EL PAÍS

Anne, Emmanuel et les autres

— Moins on en voit, mieux c'est.

Il y a quelques jours, nous étions avec le photojournaliste Albert Garcia dans le bureau monumental d'Anne Hidalgo à l'Hôtel de Ville de Paris. La semaine précédente, la maire de Paris s'était baignée dans la Seine. Il y avait un absent au rendez-vous, même s'il avait laissé entendre qu'il serait là : le président Emmanuel Macron. Au pays de « littéralement la langue de bois : l’habitude de tant de politiciens de parler pour ne rien dire », la sincérité est appréciée. Et la réponse d’Hidalgo lorsque nous avons évoqué l’absence de Macron dans le fleuve a été retentissante, c’est le moins qu’on puisse dire.

Les Jeux ont commencé. Et il n'y a pas de trêve entre l'Elysée et l'Hôtel de Ville.

« Faire! » titre le journal ce week-end. « Entre Emmanuel Macron et Anne Hidalgo », il fait référence à l'expression du croupier à la roulette et peut aussi vouloir dire : « Plus rien ne va plus ».

affirme qu'Hidalgo, même s'il était logiquement assis à la tribune des autorités lors de la cérémonie d'ouverture, « a brillé par son absence, sur les écrans et dans les discours officiels ». Macron, selon le journal de gauche, l’a volontairement « éclipsée » et « invisibilisée ». L'Elysée dément.

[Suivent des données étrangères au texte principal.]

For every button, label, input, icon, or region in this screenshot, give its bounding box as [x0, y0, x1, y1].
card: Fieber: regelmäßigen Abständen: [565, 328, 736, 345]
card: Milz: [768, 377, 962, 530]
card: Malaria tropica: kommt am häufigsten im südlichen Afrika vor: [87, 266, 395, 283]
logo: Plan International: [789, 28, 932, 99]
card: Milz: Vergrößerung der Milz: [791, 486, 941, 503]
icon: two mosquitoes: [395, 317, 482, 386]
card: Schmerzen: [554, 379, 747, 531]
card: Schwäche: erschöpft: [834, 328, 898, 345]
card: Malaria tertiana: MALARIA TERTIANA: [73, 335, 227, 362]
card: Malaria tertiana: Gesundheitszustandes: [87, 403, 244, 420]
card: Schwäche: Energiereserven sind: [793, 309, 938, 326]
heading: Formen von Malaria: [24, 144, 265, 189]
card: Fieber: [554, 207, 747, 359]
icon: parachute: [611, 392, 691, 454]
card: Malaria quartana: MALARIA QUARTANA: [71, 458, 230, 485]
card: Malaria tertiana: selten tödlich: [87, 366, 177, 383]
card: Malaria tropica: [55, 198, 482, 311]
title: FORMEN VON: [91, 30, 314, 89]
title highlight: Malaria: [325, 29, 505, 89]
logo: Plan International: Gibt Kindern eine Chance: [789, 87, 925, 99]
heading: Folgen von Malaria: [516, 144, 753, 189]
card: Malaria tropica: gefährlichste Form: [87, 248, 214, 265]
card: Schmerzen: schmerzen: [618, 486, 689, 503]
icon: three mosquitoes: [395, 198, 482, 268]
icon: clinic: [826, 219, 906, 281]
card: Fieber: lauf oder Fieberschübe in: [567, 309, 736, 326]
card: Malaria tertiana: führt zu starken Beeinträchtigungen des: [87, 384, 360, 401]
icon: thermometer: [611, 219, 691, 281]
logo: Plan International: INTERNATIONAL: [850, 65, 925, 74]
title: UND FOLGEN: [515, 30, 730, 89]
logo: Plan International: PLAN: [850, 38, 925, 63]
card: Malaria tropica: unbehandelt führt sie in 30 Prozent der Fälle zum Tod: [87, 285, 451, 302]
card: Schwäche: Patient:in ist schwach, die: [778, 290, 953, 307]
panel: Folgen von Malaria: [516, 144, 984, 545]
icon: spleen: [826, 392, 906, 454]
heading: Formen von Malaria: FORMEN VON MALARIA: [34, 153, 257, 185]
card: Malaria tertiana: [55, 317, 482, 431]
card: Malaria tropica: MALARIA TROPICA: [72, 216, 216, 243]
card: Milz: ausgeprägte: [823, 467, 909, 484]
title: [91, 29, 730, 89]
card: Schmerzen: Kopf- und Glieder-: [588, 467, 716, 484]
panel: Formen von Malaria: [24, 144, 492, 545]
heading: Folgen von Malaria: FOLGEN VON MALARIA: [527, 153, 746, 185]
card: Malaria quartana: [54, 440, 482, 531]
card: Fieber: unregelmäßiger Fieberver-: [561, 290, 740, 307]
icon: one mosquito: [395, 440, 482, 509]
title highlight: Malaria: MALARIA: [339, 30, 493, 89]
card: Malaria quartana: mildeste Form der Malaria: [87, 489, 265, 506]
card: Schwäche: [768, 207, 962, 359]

Paris est une ville double. Le, intellectuel; la pub. L’Occident, bourgeois et conservateur ; l'Est, populaire et révolutionnaire (la carte des quartiers née de la Commune de Paris coïncide avec ceux qui votent désormais à gauche). Et autre dualité : le Palais de l'Elysée et l'Hôtel de Ville, les deux pôles du pouvoir politique que les piétons ont pu visiter ces jours-ci.

Première étape : réception dans les jardins de l'Elysée. Les chiens, Nemo et les lévriers kazakhs Jules et Jeanne, se promènent parmi les convives. Il y a des journalistes qui demandent des selfies avec Emmanuel. Pas un mot sur le maire. Je me réunis autour de Brigitte, qui tente d'expliquer pourquoi les premières dames n'ont pas sur leurs conjoints l'influence qu'on leur prête : « Ils nous entendent, ils nous écoutent, mais ils ne font pas toujours ce qu'on leur dit. »

Deuxième étape : déjeuner à l'Hôtel de Ville. Le thème est les jeux. Et Macron. Phrases écrites au hasard lorsqu'elle parle du président et de ses collaborateurs et de sa volonté de la marginaliser pendant les préparatifs : « Ils ont été très durs…. Ils ont essayé de me séparer… D'étranges attitudes politiques… ».

Et maintenant, pendant que le piéton regarde la boxe à la télévision et écrit ces lignes, il pense que le vrai sport de combat est la politique, et que l'une des compétitions qu'il faudra suivre ces semaines sera celle qui affrontera Hidalgo et Macron. Et vous vous souvenez de Barcelone 1992, où il y avait un chef d'État et un autre du gouvernement et un maire et un chef du CIO de Barcelone et un président régional, et tout a fini par s'arranger. C'étaient les Jeux de Pasqual Maragall, peut-être de Juan Carlos I, ou ceux de Samaranch…

Et il pense qu'à Paris ce n'est peut-être pas le président ou le maire qui remportera cette médaille d'or. Parce qu’il y a un autre candidat, un gars qui a déjà remporté trois médailles d’or olympiques au cours de sa carrière de canoéiste, qui se promène en baskets dans les couloirs du pouvoir et que tout le monde connaît sous le nom de « Tony ». Il s'agit de Tony Estanguet, le président du Comité d'Organisation.

Cet hiver, autour d'une assiette de pâtes dans un restaurant de la banlieue nord de Paris, le piéton lui a demandé ce qui l'empêchait de dormir la nuit.

« Pour moi, personnellement, ce n'est pas grave », a-t-il répondu. « Rien ne montre que nous n’y parviendrons pas »

Le temps, pour l’instant, lui donne raison.